そうしたら南の国なんて面倒な人種に関わらないでもすんだのに……


快楽主義…それがウィリアムの持っている南の国のイメージだ。
しかし快楽主義と言ってもフランシスのようなあけっぴろげなものではなく、ともすれば禁欲主義とすら思えるようなストイックな雰囲気があり、薄暗くわかりにくい。
呪術と麻薬を多く用いる彼らは、理路整然とした魔法論理を学ぶ事から始める自分達には理解しにくい、得体のしれないモノになのだ。
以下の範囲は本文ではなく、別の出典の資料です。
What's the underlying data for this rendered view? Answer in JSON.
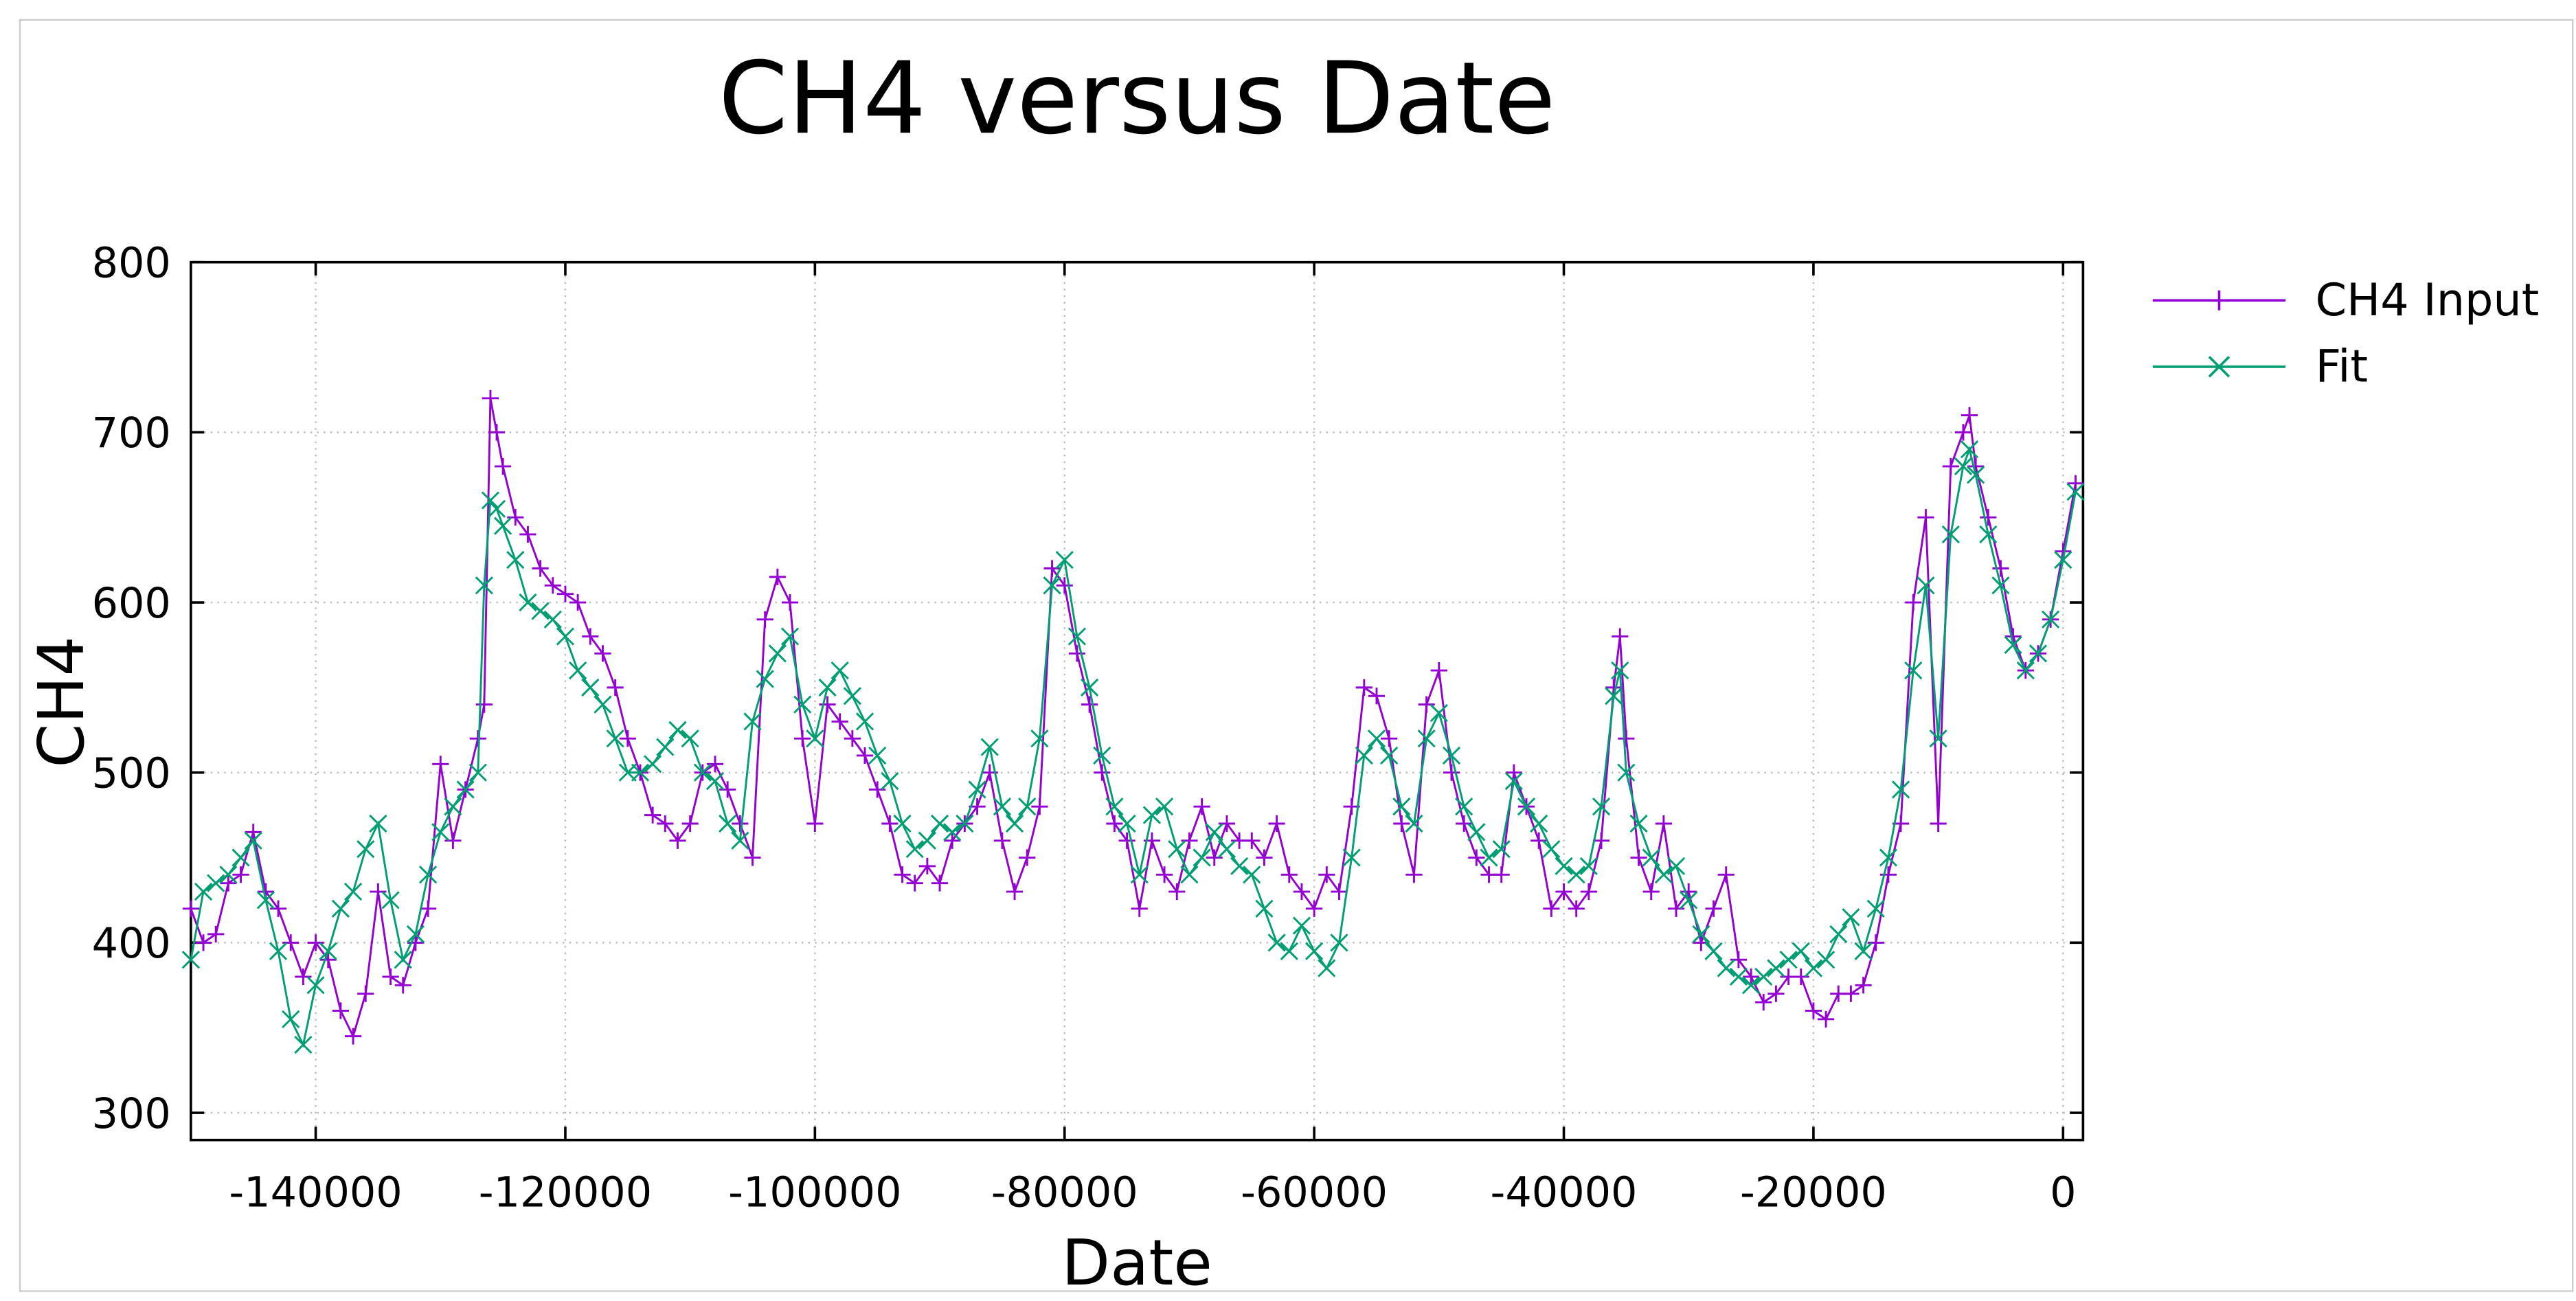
{
  "chart_data": {
    "type": "line",
    "title": "CH4 versus Date",
    "x_label": "Date",
    "y_label": "CH4",
    "x": [
      -150000,
      -149000,
      -148000,
      -147000,
      -146000,
      -145000,
      -144000,
      -143000,
      -142000,
      -141000,
      -140000,
      -139000,
      -138000,
      -137000,
      -136000,
      -135000,
      -134000,
      -133000,
      -132000,
      -131000,
      -130000,
      -129000,
      -128000,
      -127000,
      -126500,
      -126000,
      -125500,
      -125000,
      -124000,
      -123000,
      -122000,
      -121000,
      -120000,
      -119000,
      -118000,
      -117000,
      -116000,
      -115000,
      -114000,
      -113000,
      -112000,
      -111000,
      -110000,
      -109000,
      -108000,
      -107000,
      -106000,
      -105000,
      -104000,
      -103000,
      -102000,
      -101000,
      -100000,
      -99000,
      -98000,
      -97000,
      -96000,
      -95000,
      -94000,
      -93000,
      -92000,
      -91000,
      -90000,
      -89000,
      -88000,
      -87000,
      -86000,
      -85000,
      -84000,
      -83000,
      -82000,
      -81000,
      -80000,
      -79000,
      -78000,
      -77000,
      -76000,
      -75000,
      -74000,
      -73000,
      -72000,
      -71000,
      -70000,
      -69000,
      -68000,
      -67000,
      -66000,
      -65000,
      -64000,
      -63000,
      -62000,
      -61000,
      -60000,
      -59000,
      -58000,
      -57000,
      -56000,
      -55000,
      -54000,
      -53000,
      -52000,
      -51000,
      -50000,
      -49000,
      -48000,
      -47000,
      -46000,
      -45000,
      -44000,
      -43000,
      -42000,
      -41000,
      -40000,
      -39000,
      -38000,
      -37000,
      -36000,
      -35500,
      -35000,
      -34000,
      -33000,
      -32000,
      -31000,
      -30000,
      -29000,
      -28000,
      -27000,
      -26000,
      -25000,
      -24000,
      -23000,
      -22000,
      -21000,
      -20000,
      -19000,
      -18000,
      -17000,
      -16000,
      -15000,
      -14000,
      -13000,
      -12000,
      -11000,
      -10000,
      -9000,
      -8000,
      -7500,
      -7000,
      -6000,
      -5000,
      -4000,
      -3000,
      -2000,
      -1000,
      0,
      1000
    ],
    "series": [
      {
        "name": "CH4 Input",
        "color": "#9400d3",
        "marker": "+",
        "values": [
          420,
          400,
          405,
          435,
          440,
          465,
          430,
          420,
          400,
          380,
          400,
          390,
          360,
          345,
          370,
          430,
          380,
          375,
          400,
          420,
          505,
          460,
          490,
          520,
          540,
          720,
          700,
          680,
          650,
          640,
          620,
          610,
          605,
          600,
          580,
          570,
          550,
          520,
          500,
          475,
          470,
          460,
          470,
          500,
          505,
          490,
          470,
          450,
          590,
          615,
          600,
          520,
          470,
          540,
          530,
          520,
          510,
          490,
          470,
          440,
          435,
          445,
          435,
          460,
          470,
          480,
          500,
          460,
          430,
          450,
          480,
          620,
          610,
          570,
          540,
          500,
          470,
          460,
          420,
          460,
          440,
          430,
          460,
          480,
          450,
          470,
          460,
          460,
          450,
          470,
          440,
          430,
          420,
          440,
          430,
          480,
          550,
          545,
          520,
          470,
          440,
          540,
          560,
          500,
          470,
          450,
          440,
          440,
          500,
          480,
          460,
          420,
          430,
          420,
          430,
          460,
          550,
          580,
          520,
          450,
          430,
          470,
          420,
          430,
          400,
          420,
          440,
          390,
          380,
          365,
          370,
          380,
          380,
          360,
          355,
          370,
          370,
          375,
          400,
          440,
          470,
          600,
          650,
          470,
          680,
          700,
          710,
          680,
          650,
          620,
          580,
          560,
          570,
          590,
          630,
          670
        ]
      },
      {
        "name": "Fit",
        "color": "#009e73",
        "marker": "x",
        "values": [
          390,
          430,
          435,
          440,
          450,
          460,
          425,
          395,
          355,
          340,
          375,
          395,
          420,
          430,
          455,
          470,
          425,
          390,
          405,
          440,
          465,
          480,
          490,
          500,
          610,
          660,
          655,
          645,
          625,
          600,
          595,
          590,
          580,
          560,
          550,
          540,
          520,
          500,
          500,
          505,
          515,
          525,
          520,
          500,
          495,
          470,
          460,
          530,
          555,
          570,
          580,
          540,
          520,
          550,
          560,
          545,
          530,
          510,
          495,
          470,
          455,
          460,
          470,
          465,
          470,
          490,
          515,
          480,
          470,
          480,
          520,
          610,
          625,
          580,
          550,
          510,
          480,
          470,
          440,
          475,
          480,
          455,
          440,
          450,
          465,
          455,
          445,
          440,
          420,
          400,
          395,
          410,
          395,
          385,
          400,
          450,
          510,
          520,
          510,
          480,
          470,
          520,
          535,
          510,
          480,
          465,
          450,
          455,
          495,
          480,
          470,
          455,
          445,
          440,
          445,
          480,
          545,
          560,
          500,
          470,
          450,
          440,
          445,
          425,
          405,
          395,
          385,
          380,
          375,
          380,
          385,
          390,
          395,
          385,
          390,
          405,
          415,
          395,
          420,
          450,
          490,
          560,
          610,
          520,
          640,
          680,
          690,
          675,
          640,
          610,
          575,
          560,
          570,
          590,
          625,
          665
        ]
      }
    ],
    "xlim": [
      -150000,
      1600
    ],
    "ylim": [
      284,
      800
    ],
    "xticks": [
      -140000,
      -120000,
      -100000,
      -80000,
      -60000,
      -40000,
      -20000,
      0
    ],
    "yticks": [
      300,
      400,
      500,
      600,
      700,
      800
    ],
    "grid": true,
    "legend": "outside-top-right"
  }
}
磁場の関係で魔法コントロールも乱れることから、あちらの方角は本当に鬼門だ。
まあ…魔法のコントロールなんてする気もないNOUKINの次兄アイルあたりなら、あの気味の悪い磁場や呪術にまみれたあの薄暗い空気の影響も受けずにいられるのかもしれないが……。

ある意味長兄が真っ白に育てすぎてしまったアーサーが、あの複雑にゆがんだ空気に取りこまれてしまったら、かなり危険なのではないだろうか…。
きちんと理論に基づいて作られる魔法の影響なら、きちんと理論を追って取り除いていく事は可能だが、あそこの空気は混沌としすぎている。


「とりあえず…最強の武器あることやし、アーサーになんかあったら南の国も道連れや!」
ぶつぶつと怖い事をつぶやくアントーニョの姿は、ウィリアムが真面目に関わりたくないと思っている某人物の行動を彷彿とさせる。

ああ、これで残るのは東西の国だけかも…
ウィリアムは遠い眼をして島の将来を思いやった。